Green incentives: incentives vs regulation

While football is my favorite sport, this was one of those years where I watched the Super Bowl more for the ads than the game. (It turned out to be a surprisingly fun game.)

As in previous years, many of the ads turned out to be more entertaining than effective. Our family’s favorite ad — got us all to laugh — was the Budweiser ad that satirized the TV series “Lost” (now in its final season). But no amount of advertising would get me to drink Bud, or my wife or tween to drink beer under any conditions whatsoever.

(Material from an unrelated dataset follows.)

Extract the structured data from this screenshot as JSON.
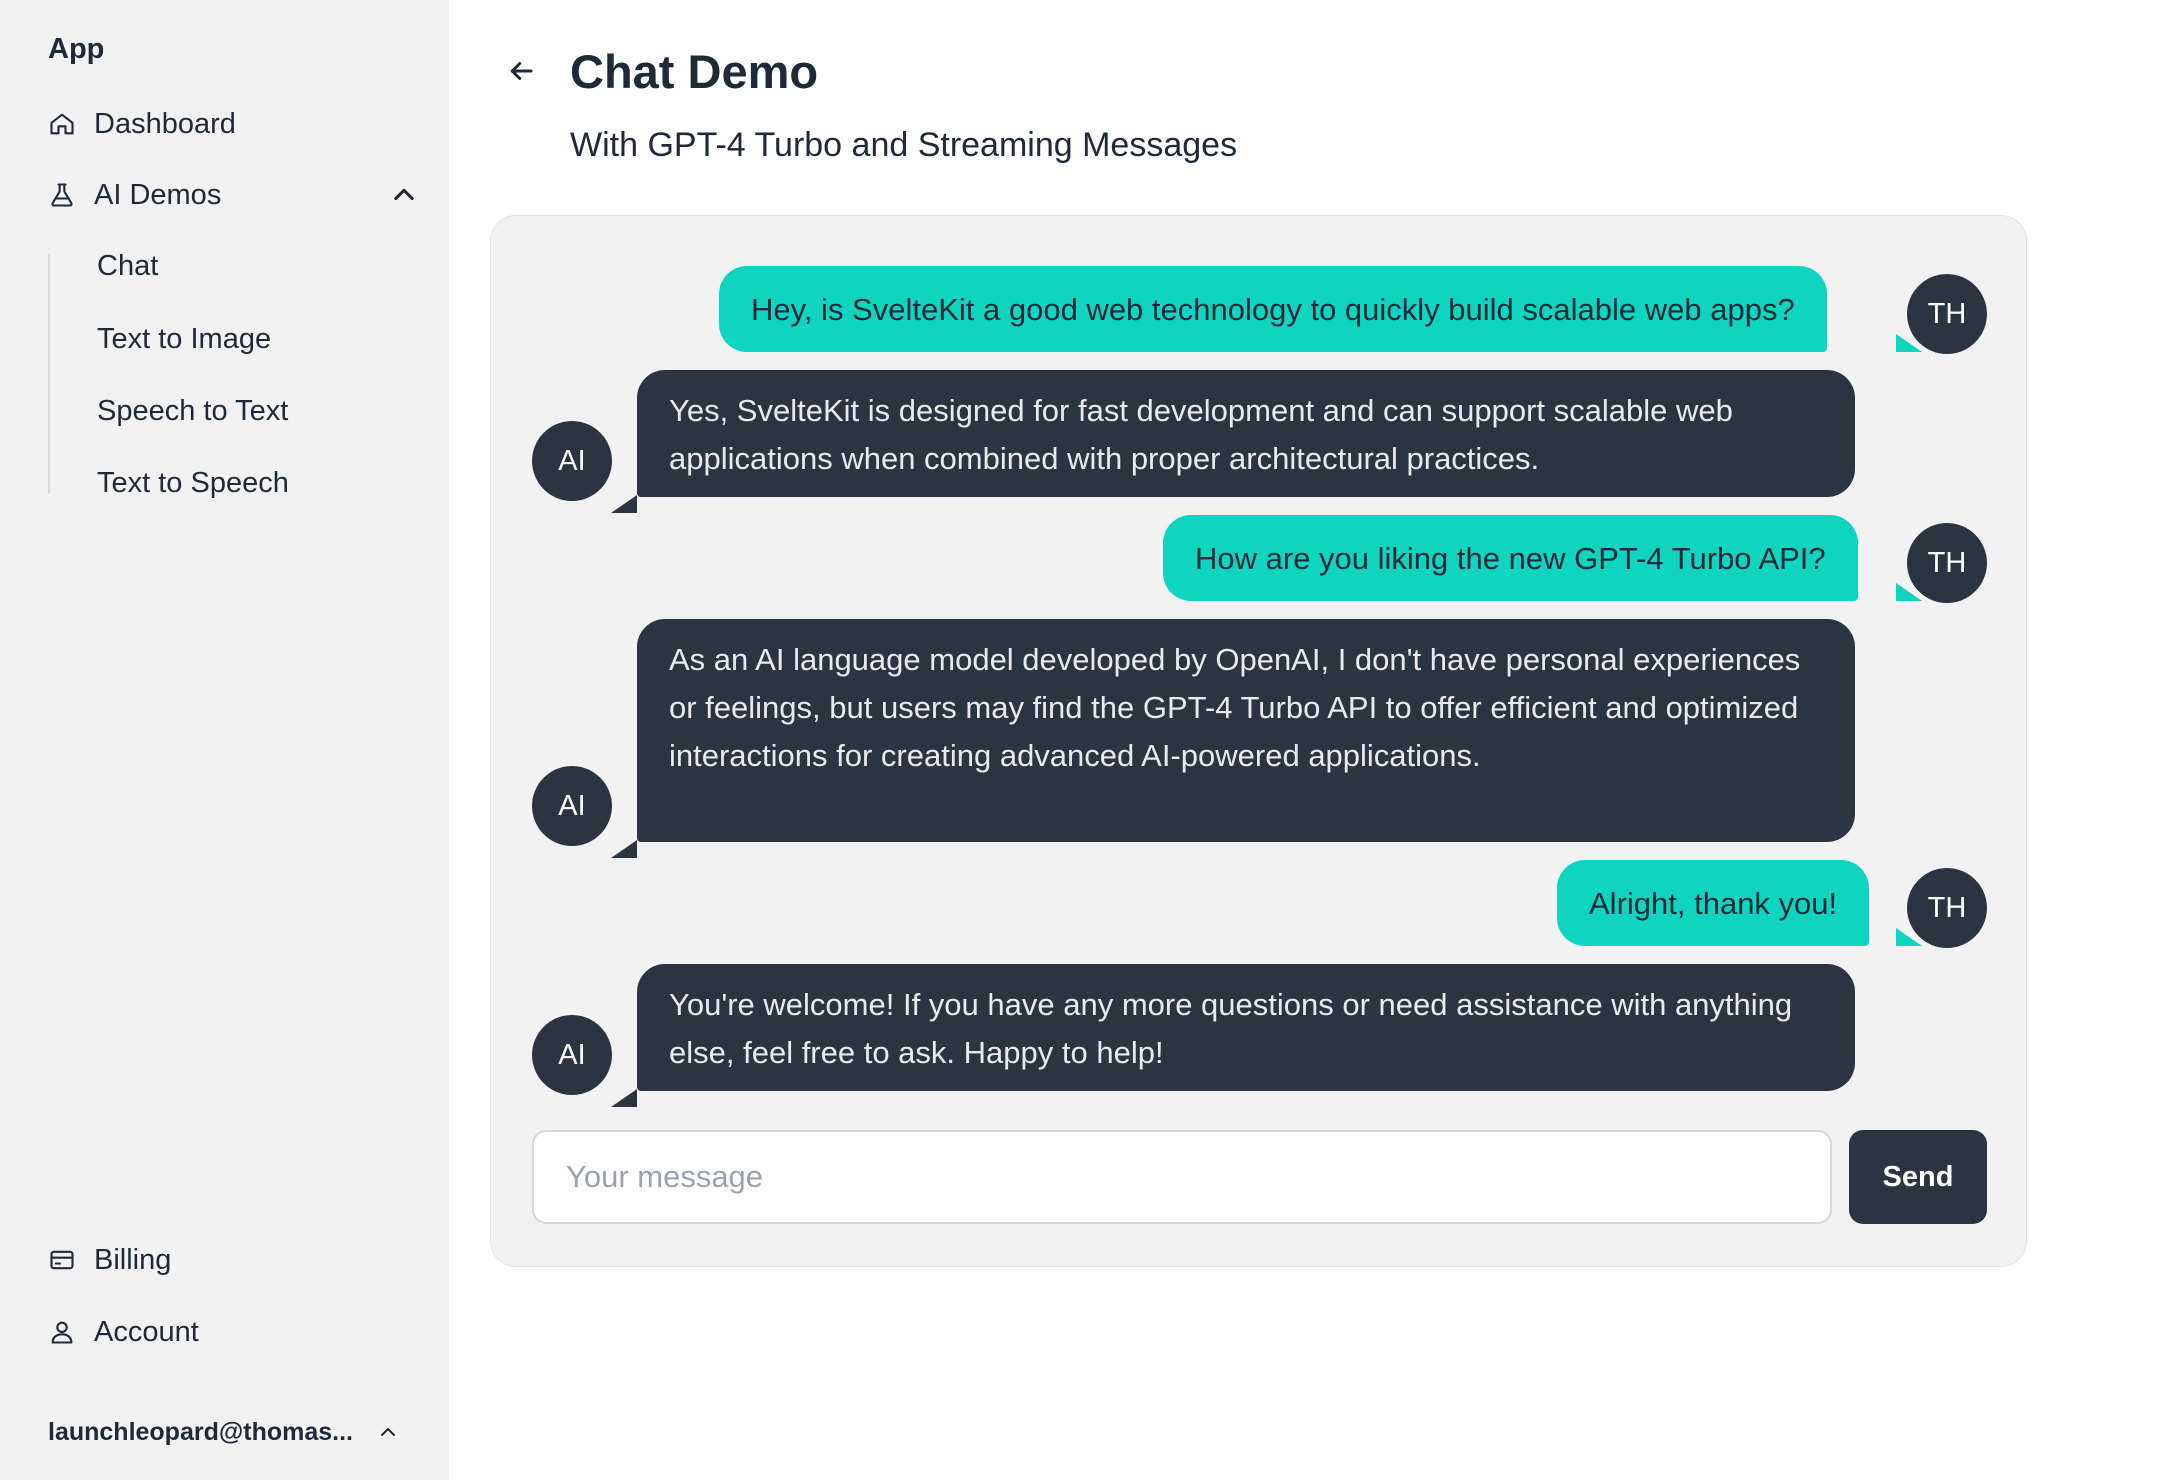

But an ad that closely linked the message to product — and one that’s stirred a controversy for several days afterwards — is the “Green Police” ad for the Audi A3 TDI turbodiesel. (I originally thought it was for VW, but since they have the same corporate parent and similar powerplants, the confusion was understandable.)

If you happen to have been on Mars, the ad shows teh Green Police busting citizens for various far-fetched environmental transgressions. It was accompanied by a redub of Cheap Trick’s hit “Dream Police” to sing the words “Green Police” to the original music.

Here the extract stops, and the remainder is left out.